Abundant; and of many kinds:

These were treasures beyond an enemy's reach.

These treasures, in other words, were not material treasures but were rather secrets of how to live a meaningful life -- at least as meaning was understood in India before the time of the Buddha's enlightenment.

Dharma, wealth, and pleasure are three of the four puruShaartha, or aims of human existence (puruSha = human being; artha = aim, purpose, meaning) originally discussed in Book 12 of the Mahabharata (12.161).

The four aims in Sanskrit are:
dharma: discharge of duty or religious observance
artha: acquirement of wealth
kaama: pleasure
mokSha: liberation or release.

The significance of Ashvaghosha here omitting to mention mokSha, release, is underlined by what he writes about release in the penultimate verse of Saundarananda:

This work is pregnant with the purpose of release [mokSha]:
it is for cessation, not for titillation;

It is fashioned out of the medicine of poetry
for the purpose of capturing an audience
whose minds are on other things.

That I have handled in it matters other than liberation [mokSha],
following the conventions of a poem,

Is through asking myself how I might make it palatable,
like bitter medicine mixed with something sweet.
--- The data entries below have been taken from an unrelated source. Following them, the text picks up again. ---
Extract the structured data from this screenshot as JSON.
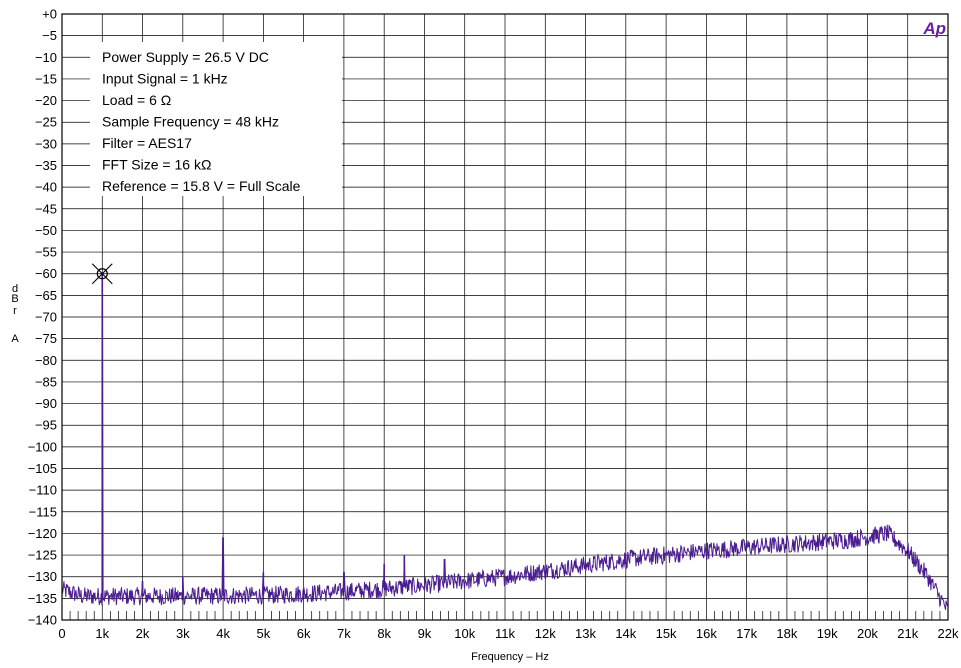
{
  "chart_data": {
    "type": "line",
    "title": "",
    "xlabel": "Frequency – Hz",
    "ylabel_letters": [
      "d",
      "B",
      "r",
      "A"
    ],
    "xlim": [
      0,
      22000
    ],
    "ylim": [
      -140,
      0
    ],
    "x_ticks": [
      0,
      1000,
      2000,
      3000,
      4000,
      5000,
      6000,
      7000,
      8000,
      9000,
      10000,
      11000,
      12000,
      13000,
      14000,
      15000,
      16000,
      17000,
      18000,
      19000,
      20000,
      21000,
      22000
    ],
    "x_tick_labels": [
      "0",
      "1k",
      "2k",
      "3k",
      "4k",
      "5k",
      "6k",
      "7k",
      "8k",
      "9k",
      "10k",
      "11k",
      "12k",
      "13k",
      "14k",
      "15k",
      "16k",
      "17k",
      "18k",
      "19k",
      "20k",
      "21k",
      "22k"
    ],
    "y_ticks": [
      0,
      -5,
      -10,
      -15,
      -20,
      -25,
      -30,
      -35,
      -40,
      -45,
      -50,
      -55,
      -60,
      -65,
      -70,
      -75,
      -80,
      -85,
      -90,
      -95,
      -100,
      -105,
      -110,
      -115,
      -120,
      -125,
      -130,
      -135,
      -140
    ],
    "y_tick_labels": [
      "+0",
      "−5",
      "−10",
      "−15",
      "−20",
      "−25",
      "−30",
      "−35",
      "−40",
      "−45",
      "−50",
      "−55",
      "−60",
      "−65",
      "−70",
      "−75",
      "−80",
      "−85",
      "−90",
      "−95",
      "−100",
      "−105",
      "−110",
      "−115",
      "−120",
      "−125",
      "−130",
      "−135",
      "−140"
    ],
    "grid": true,
    "line_color": "#4b1d91",
    "logo_color": "#6a1fa3",
    "logo_text": "Ap",
    "legend_placement": "top-left",
    "legend": [
      "Power Supply = 26.5 V DC",
      "Input Signal = 1 kHz",
      "Load = 6 Ω",
      "Sample Frequency = 48 kHz",
      "Filter = AES17",
      "FFT Size = 16 kΩ",
      "Reference = 15.8 V = Full Scale"
    ],
    "marker": {
      "x": 1000,
      "y": -60
    },
    "noise_floor": [
      [
        0,
        -133
      ],
      [
        500,
        -134.5
      ],
      [
        1500,
        -134.5
      ],
      [
        3000,
        -134.5
      ],
      [
        5000,
        -134.3
      ],
      [
        7000,
        -133.5
      ],
      [
        9000,
        -132
      ],
      [
        11000,
        -130
      ],
      [
        12500,
        -128
      ],
      [
        14000,
        -126
      ],
      [
        16000,
        -124
      ],
      [
        18000,
        -122.5
      ],
      [
        19500,
        -121.5
      ],
      [
        20500,
        -120
      ],
      [
        21000,
        -124
      ],
      [
        21500,
        -130
      ],
      [
        22000,
        -138
      ]
    ],
    "peaks": [
      {
        "x": 1000,
        "y": -60
      },
      {
        "x": 2000,
        "y": -131
      },
      {
        "x": 3000,
        "y": -130
      },
      {
        "x": 4000,
        "y": -121
      },
      {
        "x": 5000,
        "y": -129
      },
      {
        "x": 7000,
        "y": -129
      },
      {
        "x": 8000,
        "y": -127
      },
      {
        "x": 8500,
        "y": -125
      },
      {
        "x": 9500,
        "y": -126
      }
    ]
  }
}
The implicit point in today's verse, then, is that although the princes learned valuable lessons of life, the secrets that were thus revealed to them were sufficient only for attainment of three of the four goals, and not sufficient for attainment of the ultimate goal that the Buddha would later set himself, namely mokSha, which means liberation, setting loose, coming undone, being released from.... what?
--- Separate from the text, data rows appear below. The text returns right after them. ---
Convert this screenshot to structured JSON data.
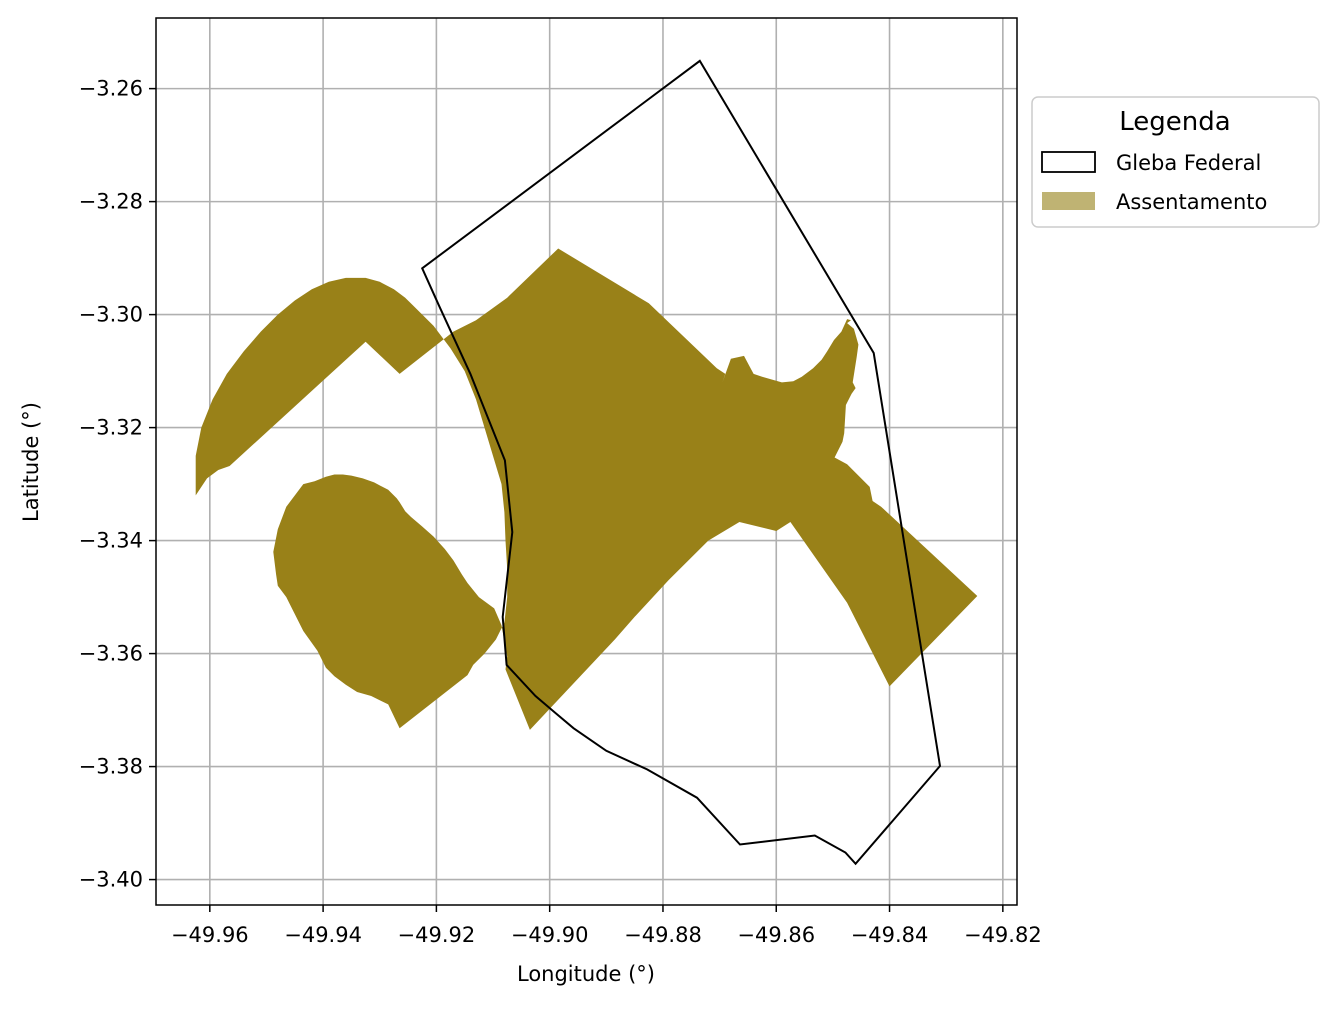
{
  "chart_data": {
    "type": "map",
    "xlabel": "Longitude (°)",
    "ylabel": "Latitude (°)",
    "xlim": [
      -49.9695,
      -49.8175
    ],
    "ylim": [
      -3.4045,
      -3.2475
    ],
    "xticks": [
      -49.96,
      -49.94,
      -49.92,
      -49.9,
      -49.88,
      -49.86,
      -49.84,
      -49.82
    ],
    "xtick_labels": [
      "−49.96",
      "−49.94",
      "−49.92",
      "−49.90",
      "−49.88",
      "−49.86",
      "−49.84",
      "−49.82"
    ],
    "yticks": [
      -3.26,
      -3.28,
      -3.3,
      -3.32,
      -3.34,
      -3.36,
      -3.38,
      -3.4
    ],
    "ytick_labels": [
      "−3.26",
      "−3.28",
      "−3.30",
      "−3.32",
      "−3.34",
      "−3.36",
      "−3.38",
      "−3.40"
    ],
    "grid": true,
    "legend": {
      "title": "Legenda",
      "placement": "outside-upper-right",
      "entries": [
        {
          "label": "Gleba Federal",
          "style": "outline",
          "color": "#000000"
        },
        {
          "label": "Assentamento",
          "style": "fill",
          "color": "#BFB373"
        }
      ]
    },
    "layers": [
      {
        "name": "Gleba Federal",
        "style": "outline",
        "stroke": "#000000",
        "points": [
          [
            -49.9225,
            -3.2918
          ],
          [
            -49.8735,
            -3.2551
          ],
          [
            -49.8428,
            -3.3068
          ],
          [
            -49.8311,
            -3.3799
          ],
          [
            -49.846,
            -3.3972
          ],
          [
            -49.8478,
            -3.3952
          ],
          [
            -49.8532,
            -3.3922
          ],
          [
            -49.8664,
            -3.3938
          ],
          [
            -49.874,
            -3.3855
          ],
          [
            -49.8828,
            -3.3805
          ],
          [
            -49.89,
            -3.3772
          ],
          [
            -49.8958,
            -3.3732
          ],
          [
            -49.899,
            -3.3705
          ],
          [
            -49.9025,
            -3.3675
          ],
          [
            -49.9076,
            -3.362
          ],
          [
            -49.9083,
            -3.3535
          ],
          [
            -49.9066,
            -3.3385
          ],
          [
            -49.9079,
            -3.3258
          ],
          [
            -49.914,
            -3.3105
          ],
          [
            -49.9195,
            -3.2985
          ]
        ]
      },
      {
        "name": "Assentamento",
        "style": "fill",
        "fill": "#998118",
        "points": [
          [
            -49.9625,
            -3.332
          ],
          [
            -49.9605,
            -3.329
          ],
          [
            -49.9585,
            -3.3275
          ],
          [
            -49.9565,
            -3.3268
          ],
          [
            -49.9325,
            -3.3048
          ],
          [
            -49.9265,
            -3.3105
          ],
          [
            -49.917,
            -3.303
          ],
          [
            -49.913,
            -3.301
          ],
          [
            -49.9075,
            -3.297
          ],
          [
            -49.8985,
            -3.2883
          ],
          [
            -49.8825,
            -3.298
          ],
          [
            -49.8705,
            -3.3095
          ],
          [
            -49.869,
            -3.3105
          ],
          [
            -49.8695,
            -3.312
          ],
          [
            -49.868,
            -3.3078
          ],
          [
            -49.8657,
            -3.3073
          ],
          [
            -49.8648,
            -3.309
          ],
          [
            -49.864,
            -3.3105
          ],
          [
            -49.8625,
            -3.311
          ],
          [
            -49.859,
            -3.312
          ],
          [
            -49.857,
            -3.3118
          ],
          [
            -49.8555,
            -3.311
          ],
          [
            -49.8535,
            -3.3095
          ],
          [
            -49.852,
            -3.308
          ],
          [
            -49.851,
            -3.3065
          ],
          [
            -49.8498,
            -3.3045
          ],
          [
            -49.8485,
            -3.303
          ],
          [
            -49.8475,
            -3.3008
          ],
          [
            -49.8468,
            -3.301
          ],
          [
            -49.8475,
            -3.3015
          ],
          [
            -49.8463,
            -3.3025
          ],
          [
            -49.8455,
            -3.3053
          ],
          [
            -49.8458,
            -3.3075
          ],
          [
            -49.8465,
            -3.312
          ],
          [
            -49.846,
            -3.313
          ],
          [
            -49.8467,
            -3.314
          ],
          [
            -49.8477,
            -3.316
          ],
          [
            -49.848,
            -3.321
          ],
          [
            -49.8483,
            -3.3225
          ],
          [
            -49.8497,
            -3.3253
          ],
          [
            -49.8475,
            -3.3265
          ],
          [
            -49.8435,
            -3.3305
          ],
          [
            -49.843,
            -3.333
          ],
          [
            -49.8415,
            -3.334
          ],
          [
            -49.8245,
            -3.3498
          ],
          [
            -49.84,
            -3.3658
          ],
          [
            -49.8475,
            -3.351
          ],
          [
            -49.8575,
            -3.3367
          ],
          [
            -49.86,
            -3.3383
          ],
          [
            -49.8665,
            -3.3367
          ],
          [
            -49.872,
            -3.34
          ],
          [
            -49.879,
            -3.347
          ],
          [
            -49.885,
            -3.3535
          ],
          [
            -49.8885,
            -3.3575
          ],
          [
            -49.9035,
            -3.3735
          ],
          [
            -49.9078,
            -3.3628
          ],
          [
            -49.9075,
            -3.3605
          ],
          [
            -49.9085,
            -3.355
          ],
          [
            -49.9098,
            -3.352
          ],
          [
            -49.9125,
            -3.35
          ],
          [
            -49.9145,
            -3.3475
          ],
          [
            -49.9155,
            -3.346
          ],
          [
            -49.917,
            -3.3435
          ],
          [
            -49.9185,
            -3.3415
          ],
          [
            -49.9205,
            -3.3393
          ],
          [
            -49.9225,
            -3.3375
          ],
          [
            -49.9245,
            -3.3358
          ],
          [
            -49.9255,
            -3.3348
          ],
          [
            -49.9265,
            -3.3332
          ],
          [
            -49.927,
            -3.3325
          ],
          [
            -49.9285,
            -3.331
          ],
          [
            -49.9295,
            -3.3305
          ],
          [
            -49.931,
            -3.3297
          ],
          [
            -49.933,
            -3.329
          ],
          [
            -49.935,
            -3.3285
          ],
          [
            -49.9365,
            -3.3283
          ],
          [
            -49.938,
            -3.3283
          ],
          [
            -49.9395,
            -3.3287
          ],
          [
            -49.9415,
            -3.3295
          ],
          [
            -49.9435,
            -3.33
          ],
          [
            -49.9465,
            -3.334
          ],
          [
            -49.948,
            -3.338
          ],
          [
            -49.9488,
            -3.342
          ],
          [
            -49.9483,
            -3.346
          ],
          [
            -49.948,
            -3.348
          ],
          [
            -49.9465,
            -3.35
          ],
          [
            -49.946,
            -3.351
          ],
          [
            -49.9435,
            -3.356
          ],
          [
            -49.941,
            -3.3595
          ],
          [
            -49.9395,
            -3.3625
          ],
          [
            -49.938,
            -3.364
          ],
          [
            -49.936,
            -3.3655
          ],
          [
            -49.934,
            -3.3668
          ],
          [
            -49.9315,
            -3.3675
          ],
          [
            -49.9285,
            -3.369
          ],
          [
            -49.9265,
            -3.3732
          ],
          [
            -49.9145,
            -3.3638
          ],
          [
            -49.9135,
            -3.362
          ],
          [
            -49.9115,
            -3.36
          ],
          [
            -49.9095,
            -3.3575
          ],
          [
            -49.908,
            -3.3545
          ],
          [
            -49.9075,
            -3.35
          ],
          [
            -49.9075,
            -3.345
          ],
          [
            -49.9078,
            -3.34
          ],
          [
            -49.908,
            -3.335
          ],
          [
            -49.9085,
            -3.33
          ],
          [
            -49.91,
            -3.325
          ],
          [
            -49.9115,
            -3.32
          ],
          [
            -49.913,
            -3.315
          ],
          [
            -49.915,
            -3.31
          ],
          [
            -49.9175,
            -3.306
          ],
          [
            -49.9205,
            -3.302
          ],
          [
            -49.924,
            -3.2985
          ],
          [
            -49.9255,
            -3.297
          ],
          [
            -49.9275,
            -3.2955
          ],
          [
            -49.93,
            -3.2942
          ],
          [
            -49.9325,
            -3.2935
          ],
          [
            -49.936,
            -3.2935
          ],
          [
            -49.939,
            -3.2942
          ],
          [
            -49.942,
            -3.2955
          ],
          [
            -49.945,
            -3.2975
          ],
          [
            -49.948,
            -3.3
          ],
          [
            -49.951,
            -3.303
          ],
          [
            -49.954,
            -3.3065
          ],
          [
            -49.957,
            -3.3105
          ],
          [
            -49.9595,
            -3.315
          ],
          [
            -49.9615,
            -3.32
          ],
          [
            -49.9625,
            -3.325
          ]
        ]
      }
    ]
  }
}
For a start, it might mean being released from attachments to dharma, wealth, and pleasure.

EH Johnston:
These treasures were of many kinds and abundant, ample for the complete attainment of the objects of religion, wealth and pleasure, and not subject to the loss at the hands of foes.

Linda Covill:
abundant treasures of all kinds, arousing no enmity, and enough to fulfill the goals of dharma, wealth and pleasure.
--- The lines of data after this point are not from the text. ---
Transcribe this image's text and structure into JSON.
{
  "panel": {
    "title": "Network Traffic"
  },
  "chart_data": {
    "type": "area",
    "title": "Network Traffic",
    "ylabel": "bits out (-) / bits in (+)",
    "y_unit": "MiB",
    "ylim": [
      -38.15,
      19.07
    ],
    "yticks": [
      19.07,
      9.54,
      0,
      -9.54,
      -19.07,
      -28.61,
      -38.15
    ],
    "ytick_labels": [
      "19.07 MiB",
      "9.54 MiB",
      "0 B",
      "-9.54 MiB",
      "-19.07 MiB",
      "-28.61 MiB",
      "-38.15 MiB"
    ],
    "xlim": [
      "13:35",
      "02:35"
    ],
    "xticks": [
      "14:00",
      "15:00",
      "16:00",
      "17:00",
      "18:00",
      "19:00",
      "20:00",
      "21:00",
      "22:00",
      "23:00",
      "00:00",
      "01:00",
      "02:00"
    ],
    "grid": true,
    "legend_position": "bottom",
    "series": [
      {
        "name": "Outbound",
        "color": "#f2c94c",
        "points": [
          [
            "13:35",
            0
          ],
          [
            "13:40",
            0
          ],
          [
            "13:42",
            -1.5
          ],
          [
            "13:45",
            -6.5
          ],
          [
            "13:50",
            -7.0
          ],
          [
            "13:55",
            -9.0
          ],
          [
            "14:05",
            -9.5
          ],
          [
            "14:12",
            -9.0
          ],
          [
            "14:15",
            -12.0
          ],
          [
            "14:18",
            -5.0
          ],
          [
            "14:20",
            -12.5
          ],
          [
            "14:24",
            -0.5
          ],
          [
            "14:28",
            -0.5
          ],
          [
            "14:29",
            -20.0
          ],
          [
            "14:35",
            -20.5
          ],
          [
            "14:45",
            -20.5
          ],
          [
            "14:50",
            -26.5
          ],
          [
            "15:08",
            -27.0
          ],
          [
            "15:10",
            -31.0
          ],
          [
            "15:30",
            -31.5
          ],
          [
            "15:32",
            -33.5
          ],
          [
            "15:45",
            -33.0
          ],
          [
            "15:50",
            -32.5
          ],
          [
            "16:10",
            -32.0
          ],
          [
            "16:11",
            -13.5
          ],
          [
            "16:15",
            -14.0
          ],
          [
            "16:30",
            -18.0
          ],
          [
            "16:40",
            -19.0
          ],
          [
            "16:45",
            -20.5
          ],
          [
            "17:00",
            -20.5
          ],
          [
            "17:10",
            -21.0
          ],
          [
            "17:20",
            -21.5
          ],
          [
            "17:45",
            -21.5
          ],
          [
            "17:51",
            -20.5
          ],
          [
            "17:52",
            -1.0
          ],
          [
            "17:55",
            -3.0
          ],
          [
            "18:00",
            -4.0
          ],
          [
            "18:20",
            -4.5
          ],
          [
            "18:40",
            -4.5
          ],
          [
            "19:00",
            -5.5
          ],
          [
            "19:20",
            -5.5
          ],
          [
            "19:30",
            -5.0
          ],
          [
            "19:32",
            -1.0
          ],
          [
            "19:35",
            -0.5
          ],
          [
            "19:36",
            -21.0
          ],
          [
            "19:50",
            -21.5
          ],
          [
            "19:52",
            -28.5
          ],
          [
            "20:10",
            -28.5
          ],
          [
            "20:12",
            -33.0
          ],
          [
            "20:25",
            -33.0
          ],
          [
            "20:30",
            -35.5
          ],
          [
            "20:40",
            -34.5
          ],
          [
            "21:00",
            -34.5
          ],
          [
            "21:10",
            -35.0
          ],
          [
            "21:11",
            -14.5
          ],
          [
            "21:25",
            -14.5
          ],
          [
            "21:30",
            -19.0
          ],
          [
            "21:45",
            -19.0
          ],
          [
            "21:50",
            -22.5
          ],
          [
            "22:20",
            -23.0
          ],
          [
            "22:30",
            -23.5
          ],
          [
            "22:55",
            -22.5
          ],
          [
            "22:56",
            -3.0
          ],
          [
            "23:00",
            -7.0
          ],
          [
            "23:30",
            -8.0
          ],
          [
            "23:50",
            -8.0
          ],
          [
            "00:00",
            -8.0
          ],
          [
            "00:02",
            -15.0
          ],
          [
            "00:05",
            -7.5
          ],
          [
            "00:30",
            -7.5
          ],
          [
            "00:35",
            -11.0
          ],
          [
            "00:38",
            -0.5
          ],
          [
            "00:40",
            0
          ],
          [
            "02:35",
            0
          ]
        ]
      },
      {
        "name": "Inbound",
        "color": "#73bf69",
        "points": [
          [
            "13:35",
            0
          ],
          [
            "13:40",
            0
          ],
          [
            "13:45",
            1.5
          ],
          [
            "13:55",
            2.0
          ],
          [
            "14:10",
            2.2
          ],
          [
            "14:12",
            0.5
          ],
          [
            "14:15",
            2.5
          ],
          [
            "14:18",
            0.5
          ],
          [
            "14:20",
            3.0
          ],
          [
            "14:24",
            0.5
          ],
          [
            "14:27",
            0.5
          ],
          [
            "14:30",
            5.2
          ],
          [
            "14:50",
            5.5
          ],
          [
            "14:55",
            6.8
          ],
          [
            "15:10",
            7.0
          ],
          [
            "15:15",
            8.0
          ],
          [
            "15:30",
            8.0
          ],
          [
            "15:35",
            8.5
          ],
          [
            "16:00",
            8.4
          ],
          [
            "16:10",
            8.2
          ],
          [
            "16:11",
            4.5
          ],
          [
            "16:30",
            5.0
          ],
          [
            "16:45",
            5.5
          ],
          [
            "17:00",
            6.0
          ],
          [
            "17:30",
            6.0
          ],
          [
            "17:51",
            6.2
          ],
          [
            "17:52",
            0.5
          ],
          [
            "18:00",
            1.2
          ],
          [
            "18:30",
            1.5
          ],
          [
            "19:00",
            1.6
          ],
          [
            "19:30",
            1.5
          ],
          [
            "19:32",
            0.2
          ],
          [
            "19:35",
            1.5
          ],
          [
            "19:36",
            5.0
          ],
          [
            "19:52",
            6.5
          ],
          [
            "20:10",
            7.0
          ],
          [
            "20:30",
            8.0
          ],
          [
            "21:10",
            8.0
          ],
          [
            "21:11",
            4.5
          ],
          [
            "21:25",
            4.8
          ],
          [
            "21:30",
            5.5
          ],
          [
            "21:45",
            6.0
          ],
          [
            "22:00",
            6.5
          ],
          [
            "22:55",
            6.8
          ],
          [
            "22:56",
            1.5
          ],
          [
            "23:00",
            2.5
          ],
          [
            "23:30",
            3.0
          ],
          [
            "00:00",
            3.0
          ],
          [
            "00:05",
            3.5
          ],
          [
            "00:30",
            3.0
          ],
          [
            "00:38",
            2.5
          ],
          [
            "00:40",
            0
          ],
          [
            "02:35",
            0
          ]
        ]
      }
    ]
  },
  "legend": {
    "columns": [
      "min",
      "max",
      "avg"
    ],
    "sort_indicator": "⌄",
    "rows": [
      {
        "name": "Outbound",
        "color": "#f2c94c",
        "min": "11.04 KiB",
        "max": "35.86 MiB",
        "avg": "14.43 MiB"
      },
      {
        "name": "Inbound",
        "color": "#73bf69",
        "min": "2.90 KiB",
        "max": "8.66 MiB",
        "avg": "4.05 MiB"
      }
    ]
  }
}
alam: ind. enough , sufficient , adequate
dharm'-aartha-kaamaanaam (gen. pl.): for dharma, wealth, pleasure
dharma: m. dharma; virtue , morality , religion , religious merit , good works; (in comp = dharman)
dharman: n. law , rule , duty
artha: mn. aim, purpose ; substance , wealth , property , opulence , money
kaama: m. wish , desire , longing ; love , affection , object of desire or of love or of pleasure ; pleasure , enjoyment ; love , especially sexual love or sensuality

nikhilaanaam (gen. pl.): mfn. complete , all , whole , entire
ni: (prefixed to nouns, has meaning of negation or privation)
khila: n. " a space not filled up , gap "
avaaptaye = dat. sg. avaapta: mfn. attained or reached; obtained , got

nidhayaH = nom. pl. nidhi: m. a store , hoard , treasure
n' aika-vidhayaH (nom. pl. m.): of many kinds, manifold, various

bhuurayaH (nom. pl. m.): mfn. much , many , abundant , frequent , numerous , great , important , strong , mighty
te (nom. pl. m.): they
gat'-aarayaH (nom. pl. m.): beyond enmity, come forth from enemies
gata: mfn. gone, departed; come , come forth from (in comp. or abl.)